In this study, we demonstrate that intra-articular GH is not systemically absorbed during the initial 48 hours postoperatively. We have also demonstrated that using our experimental conditions, GH does not augment the formation of fibrocartilage above and within microfracture holes. These data do not support our original hypothesis and suggest that either GH is not suitable as an adjuvant to microfracture for chondral defect repair or simply we have not identified the correct conditions by which it is successful. We also report some qualitative changes in subchondral bone microarchitecture in this study. Future studies will be necessary, using micro–computed tomography and dynamic histomorphometry to quantify the subchondral bone response. Based on the conditions of this study, GH has no effect in short-term chondral defect repair and requires further study to be considered a viable augment for chondral defect repair.
Footnotes
Acknowledgments and Funding
The authors gratefully thank the contributions of Drs. Laith Jazrawi and Guillem Gonzalez-Lomas in the macroscopic scoring section of this article and also Drs. Gordon Roble, and You Jin Lee for veterinary and histological assistance, respectively. The authors gratefully acknowledge funding from AANA grant 13-A0-00-000864-01 for this project.
Authors’ Note
Natalie Danna and Bryan Beutel are co–first authors.
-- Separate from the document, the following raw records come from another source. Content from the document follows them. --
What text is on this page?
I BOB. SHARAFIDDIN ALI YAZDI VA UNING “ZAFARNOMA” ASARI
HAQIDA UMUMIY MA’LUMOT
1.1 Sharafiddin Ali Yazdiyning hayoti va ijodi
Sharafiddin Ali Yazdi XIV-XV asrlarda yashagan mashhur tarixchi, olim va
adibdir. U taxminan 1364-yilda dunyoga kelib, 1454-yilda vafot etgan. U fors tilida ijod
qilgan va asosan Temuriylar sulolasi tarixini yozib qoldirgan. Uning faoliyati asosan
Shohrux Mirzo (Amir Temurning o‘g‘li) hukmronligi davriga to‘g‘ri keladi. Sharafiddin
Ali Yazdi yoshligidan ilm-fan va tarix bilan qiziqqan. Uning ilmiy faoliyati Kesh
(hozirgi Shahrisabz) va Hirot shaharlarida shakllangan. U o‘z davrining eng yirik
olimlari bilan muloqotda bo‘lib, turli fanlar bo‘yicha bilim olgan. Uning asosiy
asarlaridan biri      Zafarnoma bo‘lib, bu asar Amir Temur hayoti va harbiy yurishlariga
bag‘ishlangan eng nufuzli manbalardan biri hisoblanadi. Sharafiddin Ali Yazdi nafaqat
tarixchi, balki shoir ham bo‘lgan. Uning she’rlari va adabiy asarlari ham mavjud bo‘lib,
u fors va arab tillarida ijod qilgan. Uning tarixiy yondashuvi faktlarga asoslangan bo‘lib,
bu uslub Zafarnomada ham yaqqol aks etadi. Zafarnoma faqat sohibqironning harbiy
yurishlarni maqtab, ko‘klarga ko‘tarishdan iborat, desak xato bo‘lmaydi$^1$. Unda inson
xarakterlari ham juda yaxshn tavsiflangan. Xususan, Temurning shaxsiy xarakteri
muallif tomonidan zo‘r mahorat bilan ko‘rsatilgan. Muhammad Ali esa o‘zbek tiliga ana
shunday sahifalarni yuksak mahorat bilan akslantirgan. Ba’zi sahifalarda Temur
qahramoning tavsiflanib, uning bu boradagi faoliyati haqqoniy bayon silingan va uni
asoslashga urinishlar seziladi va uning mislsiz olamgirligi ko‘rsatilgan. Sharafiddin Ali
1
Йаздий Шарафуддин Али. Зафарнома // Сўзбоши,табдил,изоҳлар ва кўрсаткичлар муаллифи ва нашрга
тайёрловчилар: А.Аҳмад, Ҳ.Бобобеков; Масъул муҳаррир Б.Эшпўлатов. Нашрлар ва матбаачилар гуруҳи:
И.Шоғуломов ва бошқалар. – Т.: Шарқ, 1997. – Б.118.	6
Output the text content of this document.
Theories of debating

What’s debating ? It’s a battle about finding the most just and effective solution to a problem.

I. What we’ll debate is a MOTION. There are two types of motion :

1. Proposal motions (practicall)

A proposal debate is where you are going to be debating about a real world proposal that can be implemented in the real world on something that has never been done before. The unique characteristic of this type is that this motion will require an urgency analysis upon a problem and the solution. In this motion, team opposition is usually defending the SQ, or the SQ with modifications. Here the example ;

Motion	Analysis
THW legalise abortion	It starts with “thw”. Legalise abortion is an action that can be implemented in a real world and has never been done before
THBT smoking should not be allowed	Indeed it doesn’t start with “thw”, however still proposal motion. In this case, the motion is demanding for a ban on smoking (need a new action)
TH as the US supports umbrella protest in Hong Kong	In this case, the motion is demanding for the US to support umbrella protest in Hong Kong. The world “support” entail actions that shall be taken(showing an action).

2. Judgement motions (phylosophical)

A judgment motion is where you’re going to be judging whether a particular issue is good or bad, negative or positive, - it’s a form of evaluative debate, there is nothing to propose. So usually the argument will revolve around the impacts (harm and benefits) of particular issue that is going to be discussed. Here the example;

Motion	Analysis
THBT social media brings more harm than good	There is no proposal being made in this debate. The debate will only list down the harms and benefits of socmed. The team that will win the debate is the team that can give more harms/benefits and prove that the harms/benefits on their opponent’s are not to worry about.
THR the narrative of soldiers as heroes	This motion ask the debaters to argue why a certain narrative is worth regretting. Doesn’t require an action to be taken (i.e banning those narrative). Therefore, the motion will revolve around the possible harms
Declaration of Conflicting Interests
The author(s) declared the following potential conflicts of interest with respect to the research, authorship, and/or publication of this article: E.S. reports that he is a consultant for the Joint Restoration Foundation. The remaining authors have nothing to disclose.
Ethical Approval
Ethical approval for this study was obtained from IACUC 121201-01.
Animal Welfare
The present study followed international, national, and/or institutional guidelines for humane animal treatment and complied with relevant legislation.